NORTH TEXAS (CBSDFW.COM) – With five weeks until Election Day and three weeks until early voting begins in Texas, both Republican Governor Greg Abbott and Democratic candidate Beto O’Rourke credited their campaigns’ door-knocking operations.

O’Rourke told reporters Monday morning that his appearance at the University of North Texas in Denton started their final push to get out the vote.

“We’re activating more than 90,000 volunteers across the state of Texas who by the end of this will knock on five million doors across the state of Texas,” O’Rourke said. “This is how we’re going to win.
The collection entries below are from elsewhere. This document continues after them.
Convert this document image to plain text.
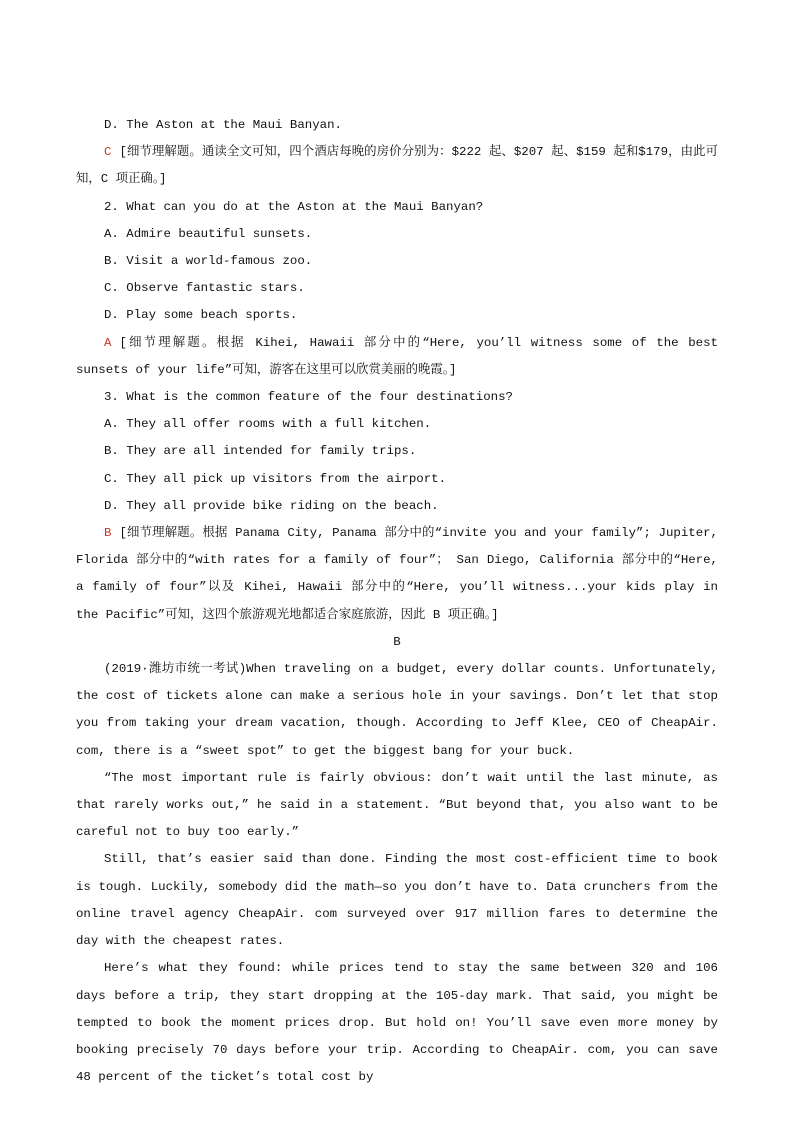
D. The Aston at the Maui Banyan.

C [细节理解题。通读全文可知，四个酒店每晚的房价分别为：$222 起、$207 起、$159 起和$179，由此可知，C 项正确。]

2. What can you do at the Aston at the Maui Banyan?

A. Admire beautiful sunsets.

B. Visit a world-famous zoo.

C. Observe fantastic stars.

D. Play some beach sports.

A [细节理解题。根据 Kihei, Hawaii 部分中的“Here, you’ll witness some of the best sunsets of your life”可知，游客在这里可以欣赏美丽的晚霞。]

3. What is the common feature of the four destinations?

A. They all offer rooms with a full kitchen.

B. They are all intended for family trips.

C. They all pick up visitors from the airport.

D. They all provide bike riding on the beach.

B [细节理解题。根据 Panama City, Panama 部分中的“invite you and your family”; Jupiter, Florida 部分中的“with rates for a family of four”； San Diego, California 部分中的“Here, a family of four”以及 Kihei, Hawaii 部分中的“Here, you’ll witness...your kids play in the Pacific”可知，这四个旅游观光地都适合家庭旅游，因此 B 项正确。]

B

(2019·潍坊市统一考试)When traveling on a budget, every dollar counts. Unfortunately, the cost of tickets alone can make a serious hole in your savings. Don’t let that stop you from taking your dream vacation, though. According to Jeff Klee, CEO of CheapAir. com, there is a “sweet spot” to get the biggest bang for your buck.

“The most important rule is fairly obvious: don’t wait until the last minute, as that rarely works out,” he said in a statement. “But beyond that, you also want to be careful not to buy too early.”

Still, that’s easier said than done. Finding the most cost-efficient time to book is tough. Luckily, somebody did the math—so you don’t have to. Data crunchers from the online travel agency CheapAir. com surveyed over 917 million fares to determine the day with the cheapest rates.

Here’s what they found: while prices tend to stay the same between 320 and 106 days before a trip, they start dropping at the 105-day mark. That said, you might be tempted to book the moment prices drop. But hold on! You’ll save even more money by booking precisely 70 days before your trip. According to CheapAir. com, you can save 48 percent of the ticket’s total cost by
We’re going to reach people where they are.”

Abbott’s campaign announced Monday afternoon that the two-term governor knocked on their three-millionth door in Harlingen Saturday, thanking his volunteers.

“I was proud to be in Harlingen this past weekend to commemorate yet another landmark moment in our campaign to secure the future of Texas,” Abbot said. “Because of you, Republicans’ winning message is being heard by Texans across the state and we are going to win in November.”
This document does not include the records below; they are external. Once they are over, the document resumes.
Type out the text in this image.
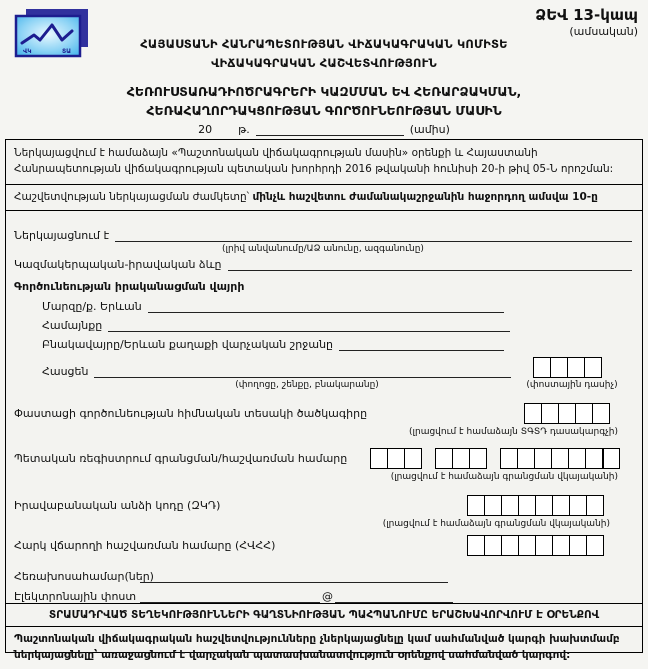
ՎԿ	ՏԱ
ՁԵՎ 13-կապ
(ամսական)
ՀԱՅԱՍՏԱՆԻ ՀԱՆՐԱՊԵՏՈՒԹՅԱՆ ՎԻՃԱԿԱԳՐԱԿԱՆ ԿՈՄԻՏԵ
ՎԻՃԱԿԱԳՐԱԿԱՆ ՀԱՇՎԵՏՎՈՒԹՅՈՒՆ
ՀԵՌՈՒՍՏԱՌԱԴԻՈԾՐԱԳՐԵՐԻ ԿԱԶՄՄԱՆ ԵՎ ՀԵՌԱՐՁԱԿՄԱՆ,
ՀԵՌԱՀԱՂՈՐԴԱԿՑՈՒԹՅԱՆ ԳՈՐԾՈՒՆԵՈՒԹՅԱՆ ՄԱՍԻՆ
20 թ.	(ամիս)
Ներկայացվում է համաձայն «Պաշտոնական վիճակագրության մասին» օրենքի և Հայաստանի Հանրապետության վիճակագրության պետական խորհրդի 2016 թվականի հունիսի 20-ի թիվ 05-Ն որոշման:
Հաշվետվության ներկայացման ժամկետը՝ մինչև հաշվետու ժամանակաշրջանին հաջորդող ամսվա 10-ը
Ներկայացնում է
(լրիվ անվանումը/ԱՁ անունը, ազգանունը)
Կազմակերպական-իրավական ձևը
Գործունեության իրականացման վայրի
Մարզը/ք. Երևան
Համայնքը
Բնակավայրը/Երևան քաղաքի վարչական շրջանը
Հասցեն
(փողոցը, շենքը, բնակարանը)	(փոստային դասիչ)
Փաստացի գործունեության հիմնական տեսակի ծածկագիրը
(լրացվում է համաձայն ՏԳՏԴ դասակարգչի)
Պետական ռեգիստրում գրանցման/հաշվառման համարը
(լրացվում է համաձայն գրանցման վկայականի)
Իրավաբանական անձի կոդը (ԶԿԴ)
(լրացվում է համաձայն գրանցման վկայականի)
Հարկ վճարողի հաշվառման համարը (ՀՎՀՀ)
Հեռախոսահամար(ներ)
Էլեկտրոնային փոստ	@
ՏՐԱՄԱԴՐՎԱԾ ՏԵՂԵԿՈՒԹՅՈՒՆՆԵՐԻ ԳԱՂՏՆԻՈՒԹՅԱՆ ՊԱՀՊԱՆՈՒՄԸ ԵՐԱՇԽԱՎՈՐՎՈՒՄ Է ՕՐԵՆՔՈՎ
Պաշտոնական վիճակագրական հաշվետվությունները չներկայացնելը կամ սահմանված կարգի խախտմամբ ներկայացնելը՝ առաջացնում է վարչական պատասխանատվություն օրենքով սահմանված կարգով:
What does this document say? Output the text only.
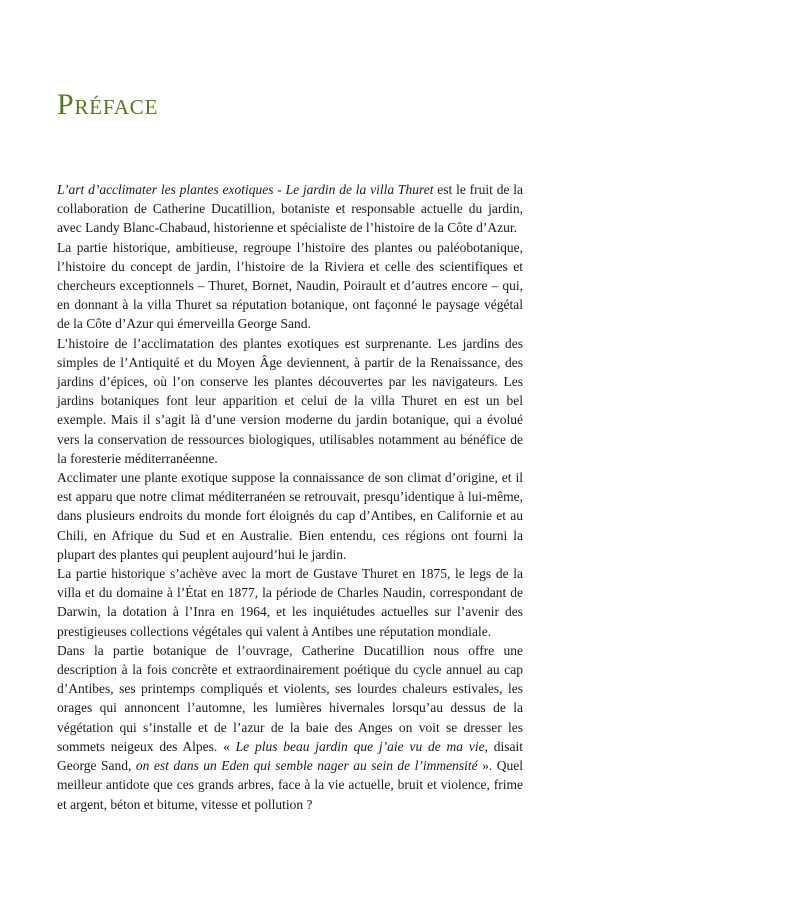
Préface

L’art d’acclimater les plantes exotiques - Le jardin de la villa Thuret est le fruit de la collaboration de Catherine Ducatillion, botaniste et responsable actuelle du jardin, avec Landy Blanc-Chabaud, historienne et spécialiste de l’histoire de la Côte d’Azur.

La partie historique, ambitieuse, regroupe l’histoire des plantes ou paléobotanique, l’histoire du concept de jardin, l’histoire de la Riviera et celle des scientifiques et chercheurs exceptionnels – Thuret, Bornet, Naudin, Poirault et d’autres encore – qui, en donnant à la villa Thuret sa réputation botanique, ont façonné le paysage végétal de la Côte d’Azur qui émerveilla George Sand.

L’histoire de l’acclimatation des plantes exotiques est surprenante. Les jardins des simples de l’Antiquité et du Moyen Âge deviennent, à partir de la Renaissance, des jardins d’épices, où l’on conserve les plantes découvertes par les navigateurs. Les jardins botaniques font leur apparition et celui de la villa Thuret en est un bel exemple. Mais il s’agit là d’une version moderne du jardin botanique, qui a évolué vers la conservation de ressources biologiques, utilisables notamment au bénéfice de la foresterie méditerranéenne.

Acclimater une plante exotique suppose la connaissance de son climat d’origine, et il est apparu que notre climat méditerranéen se retrouvait, presqu’identique à lui-même, dans plusieurs endroits du monde fort éloignés du cap d’Antibes, en Californie et au Chili, en Afrique du Sud et en Australie. Bien entendu, ces régions ont fourni la plupart des plantes qui peuplent aujourd’hui le jardin.

La partie historique s’achève avec la mort de Gustave Thuret en 1875, le legs de la villa et du domaine à l’État en 1877, la période de Charles Naudin, correspondant de Darwin, la dotation à l’Inra en 1964, et les inquiétudes actuelles sur l’avenir des prestigieuses collections végétales qui valent à Antibes une réputation mondiale.

Dans la partie botanique de l’ouvrage, Catherine Ducatillion nous offre une description à la fois concrète et extraordinairement poétique du cycle annuel au cap d’Antibes, ses printemps compliqués et violents, ses lourdes chaleurs estivales, les orages qui annoncent l’automne, les lumières hivernales lorsqu’au dessus de la végétation qui s’installe et de l’azur de la baie des Anges on voit se dresser les sommets neigeux des Alpes. « Le plus beau jardin que j’aie vu de ma vie, disait George Sand, on est dans un Eden qui semble nager au sein de l’immensité ». Quel meilleur antidote que ces grands arbres, face à la vie actuelle, bruit et violence, frime et argent, béton et bitume, vitesse et pollution ?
At UNT, O’Rourke urged more than 400 students to vote.

“36 days from when this contest is going to be decided, arguably the most important election in the United States of America today,” O’Rourke said.

O’Rourke told students talking to others is more powerful than a TV ad or a tweet, and he told reporters it’s crucial to his campaign.

“This is our moment of truth and I’m convinced these young people are going to be the margin of victory,” he said. “This is how we’re going to win.”

Isabella Arreola, a junior at UNT, said she just met O’Rourke and will vote for him, saying “I’m literally so excited.” She said she plans to talk to other students.

“Even if they’re not going to vote for who I want to vote for, it’s still important so that everyone has a voice, and that voting is so important,” Arreola said.

O’Rourke’s appearance comes after he butted heads with the governor over abortion, the border, and guns among other issues in their one and only debate Friday night.

Abbott is leading O’Rourke by eight percentage points among likely voters in the Real Clear Politics average of recent Texas polls.

Rebecca Deen, associate dean of the College of Liberal Arts and professor of political science at UT Arlington said, “When you look at likely voters and at almost certain voters, they tend to skew more conservative and more Republican and the reason for that is historical data.”

She said that is often the case in non-presidential elections, and that O’Rourke must court new voters and those who are undecided.

“What O’Rourke has to do is to mobilize and energize the people maybe who haven’t decided to vote at all and then if they’re going to vote, to go and vote for him,” Deen said.